One-on-one, in-depth interviewing was used with a group of 43 female participants between the ages of 18-45 years old in St. Louis, Missouri in addition to two pilot interviews in Memphis, Tennessee. A large sampling was not needed as the findings can be generally applied to others who are emotionally similar. Participants were screened by answering questions to determine their attitudes toward abortion. The participants that were chosen to take part in the study had positioned themselves in the “moderate middle” in their attitudes toward abortion. The participants were then divided into four groups 1) married, with children, 2) married, without children, 3) single (never married), with children, and 4) single (never married), without children.

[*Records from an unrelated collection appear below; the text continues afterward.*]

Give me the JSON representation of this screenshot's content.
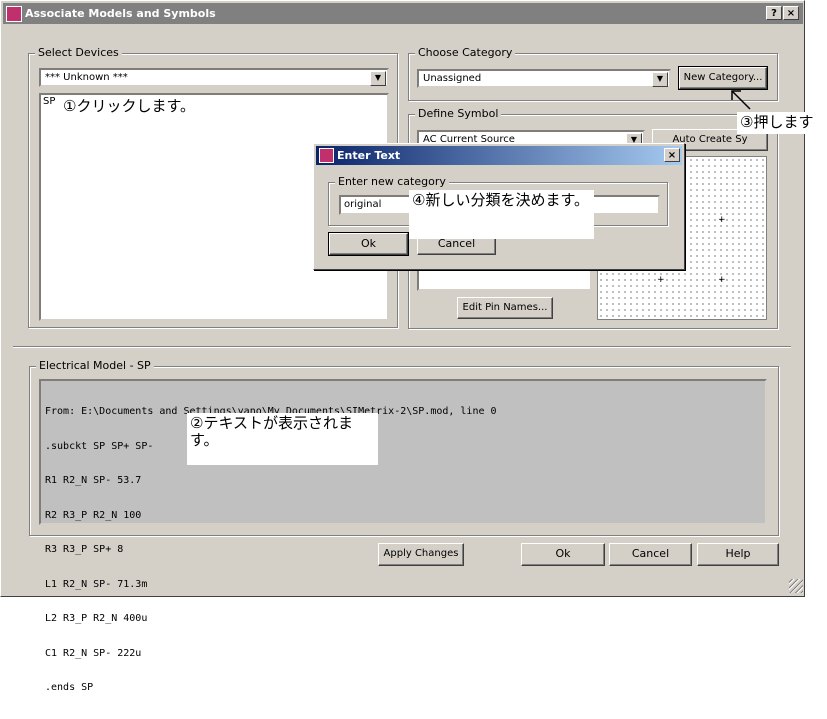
{
  "window": {
    "title": "Associate Models and Symbols",
    "help_btn": "?",
    "close_btn": "×"
  },
  "select_devices": {
    "legend": "Select Devices",
    "combo_value": "*** Unknown ***",
    "list_items": [
      "SP"
    ]
  },
  "choose_category": {
    "legend": "Choose Category",
    "combo_value": "Unassigned",
    "new_category_button": "New Category..."
  },
  "define_symbol": {
    "legend": "Define Symbol",
    "combo_value": "AC Current Source",
    "auto_create_button": "Auto Create Sy",
    "edit_pins_button": "Edit Pin Names..."
  },
  "enter_text_dialog": {
    "title": "Enter Text",
    "close_btn": "×",
    "legend": "Enter new category",
    "input_value": "original",
    "ok_button": "Ok",
    "cancel_button": "Cancel"
  },
  "electrical_model": {
    "legend": "Electrical Model - SP",
    "lines": [
      "From: E:\\Documents and Settings\\yano\\My Documents\\SIMetrix-2\\SP.mod, line 0",
      ".subckt SP SP+ SP-",
      "R1 R2_N SP- 53.7",
      "R2 R3_P R2_N 100",
      "R3 R3_P SP+ 8",
      "L1 R2_N SP- 71.3m",
      "L2 R3_P R2_N 400u",
      "C1 R2_N SP- 222u",
      ".ends SP"
    ]
  },
  "footer": {
    "apply_button": "Apply Changes",
    "ok_button": "Ok",
    "cancel_button": "Cancel",
    "help_button": "Help"
  },
  "annotations": {
    "note1": "①クリックします。",
    "note2": "②テキストが表示されます。",
    "note3": "③押します",
    "note4": "④新しい分類を決めます。"
  }
}
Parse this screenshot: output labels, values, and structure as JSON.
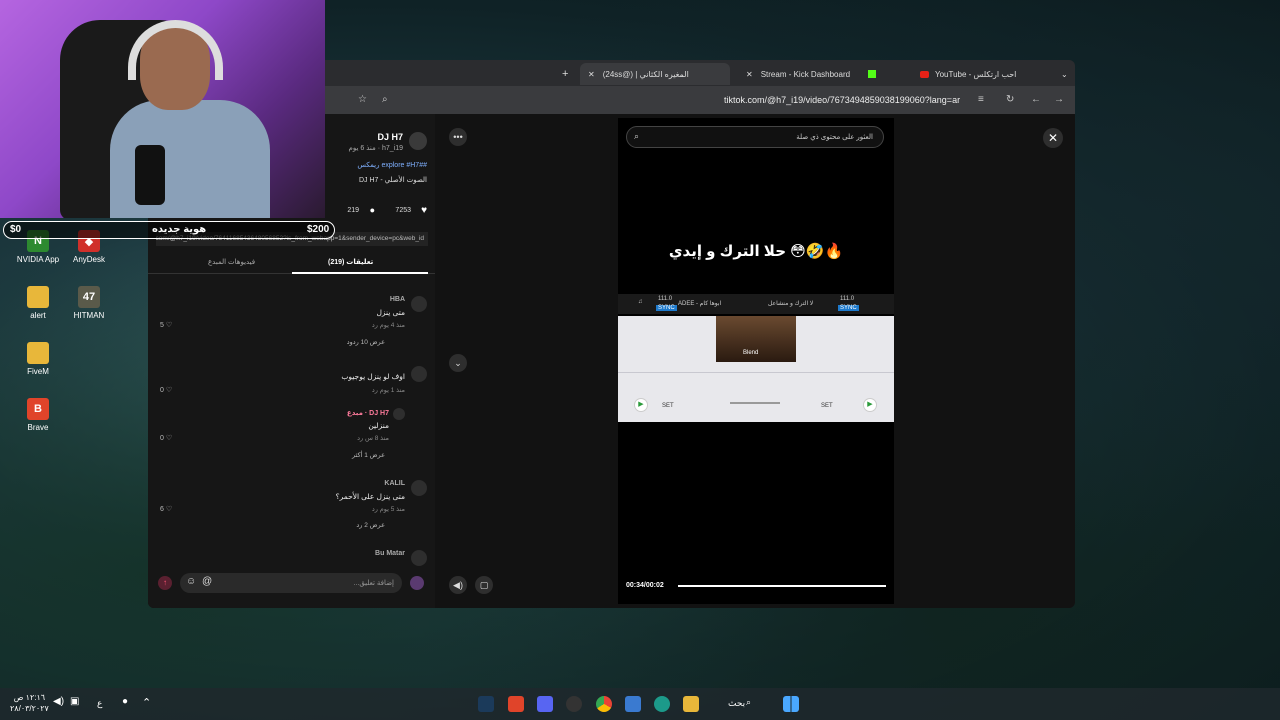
{
  "webcam": {
    "money_left": "$0",
    "money_right": "$200",
    "overlay_text": "هوية جديده"
  },
  "desktop_icons": [
    {
      "label": "NVIDIA App",
      "glyph": "N",
      "color": "#2d8a30"
    },
    {
      "label": "AnyDesk",
      "glyph": "◆",
      "color": "#d0302a"
    },
    {
      "label": "alert",
      "glyph": "",
      "color": "#e8b73a"
    },
    {
      "label": "HITMAN",
      "glyph": "47",
      "color": "#5a5a4a"
    },
    {
      "label": "FiveM",
      "glyph": "",
      "color": "#e8b73a"
    },
    {
      "label": "Brave",
      "glyph": "B",
      "color": "#e0442a"
    }
  ],
  "tabs": [
    {
      "label": "YouTube - احب ارتكلس",
      "active": false
    },
    {
      "label": "Stream - Kick Dashboard",
      "active": false
    },
    {
      "label": "المغيره الكثاني | (@24ss)",
      "active": true
    }
  ],
  "url": "tiktok.com/@h7_i19/video/7673494859038199060?lang=ar",
  "profile": {
    "name": "DJ H7",
    "handle": "h7_i19 · منذ 6 يوم",
    "desc": "#explore #H7# ريمكس",
    "sound": "الصوت الأصلي - DJ H7",
    "likes": "7253",
    "comments": "219",
    "link": "https://www.tiktok.com/@h7_i19/video/7641168543648056852?is_from_webapp=1&sender_device=pc&web_id"
  },
  "comment_tabs": {
    "comments": "تعليقات (219)",
    "creator_videos": "فيديوهات المبدع"
  },
  "comments": [
    {
      "name": "HBA",
      "text": "متى ينزل",
      "meta": "منذ 4 يوم   رد",
      "likes": "5",
      "replies": "عرض 10 ردود"
    },
    {
      "name": "",
      "text": "اوف لو ينزل يوجيوب",
      "meta": "منذ 1 يوم   رد",
      "likes": "0",
      "replies": ""
    },
    {
      "name": "DJ H7 · مبدع",
      "text": "منزلين",
      "meta": "منذ 8 س   رد",
      "likes": "0",
      "replies": "عرض 1 أكثر"
    },
    {
      "name": "KALIL",
      "text": "متى ينزل على الأحمر؟",
      "meta": "منذ 5 يوم   رد",
      "likes": "6",
      "replies": "عرض 2 رد"
    },
    {
      "name": "Bu Matar",
      "text": "",
      "meta": "",
      "likes": "",
      "replies": ""
    }
  ],
  "comment_input_placeholder": "إضافة تعليق...",
  "video": {
    "search_placeholder": "العثور على محتوى ذي صلة",
    "caption": "حلا الترك و إيدي 😳🤣🔥",
    "time": "00:34/00:02",
    "progress": 1.0,
    "deck": {
      "bpm_left": "111.0",
      "bpm_right": "111.0",
      "track_left": "ADEE - ابوها كام",
      "track_right": "لا الترك و منشاعل",
      "blend_label": "Blend",
      "set_label": "SET",
      "sync_label": "SYNC"
    }
  },
  "taskbar": {
    "search_label": "بحث",
    "clock_time": "١٢:١٦ ص",
    "clock_date": "٢٨/٠٣/٢٠٢٧",
    "lang": "ع"
  }
}
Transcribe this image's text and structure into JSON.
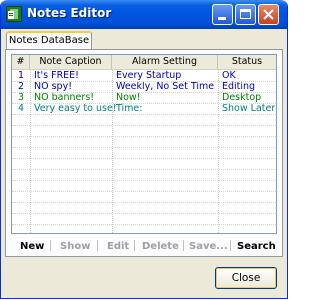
{
  "window": {
    "title": "Notes Editor"
  },
  "tabs": [
    {
      "label": "Notes DataBase"
    }
  ],
  "table": {
    "columns": [
      "#",
      "Note Caption",
      "Alarm Setting",
      "Status"
    ],
    "rows": [
      {
        "num": "1",
        "caption": "It's FREE!",
        "alarm": "Every Startup",
        "status": "OK",
        "color": "#0000c0"
      },
      {
        "num": "2",
        "caption": "NO spy!",
        "alarm": "Weekly, No Set Time",
        "status": "Editing",
        "color": "#0000c0"
      },
      {
        "num": "3",
        "caption": "NO banners!",
        "alarm": "Now!",
        "status": "Desktop",
        "color": "#008000"
      },
      {
        "num": "4",
        "caption": "Very easy to use!",
        "alarm": "Time:",
        "status": "Show Later",
        "color": "#008080"
      }
    ]
  },
  "toolbar": {
    "new": "New",
    "show": "Show",
    "edit": "Edit",
    "delete": "Delete",
    "save": "Save...",
    "search": "Search"
  },
  "footer": {
    "close": "Close"
  },
  "colors": {
    "enabled": "#000000",
    "disabled": "#a0a0a0"
  }
}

This study concludes that women perceive abortion as the least of three evils (abortion, adoption, and parenting). The perceived death of self is what is known as “evil.” Abortion represents the death of the preborn child while parenting represents the death of self and adoption represents the death of both the child and self. We must reposition the levels of evil with abortion being the greatest by showing that the death of the preborn child is only the trigger for the gradual death of self caused by the guilt and pain of the act of abortion.

We must act in the interest of women and reinforce that the most respected “choice” is that of choosing life. We can empower women to truly free themselves and regain control of their lives by choosing parenthood or adoption. Influence should occur through education about the adoption process, facts of fetal development, and the long-term effects of abortion.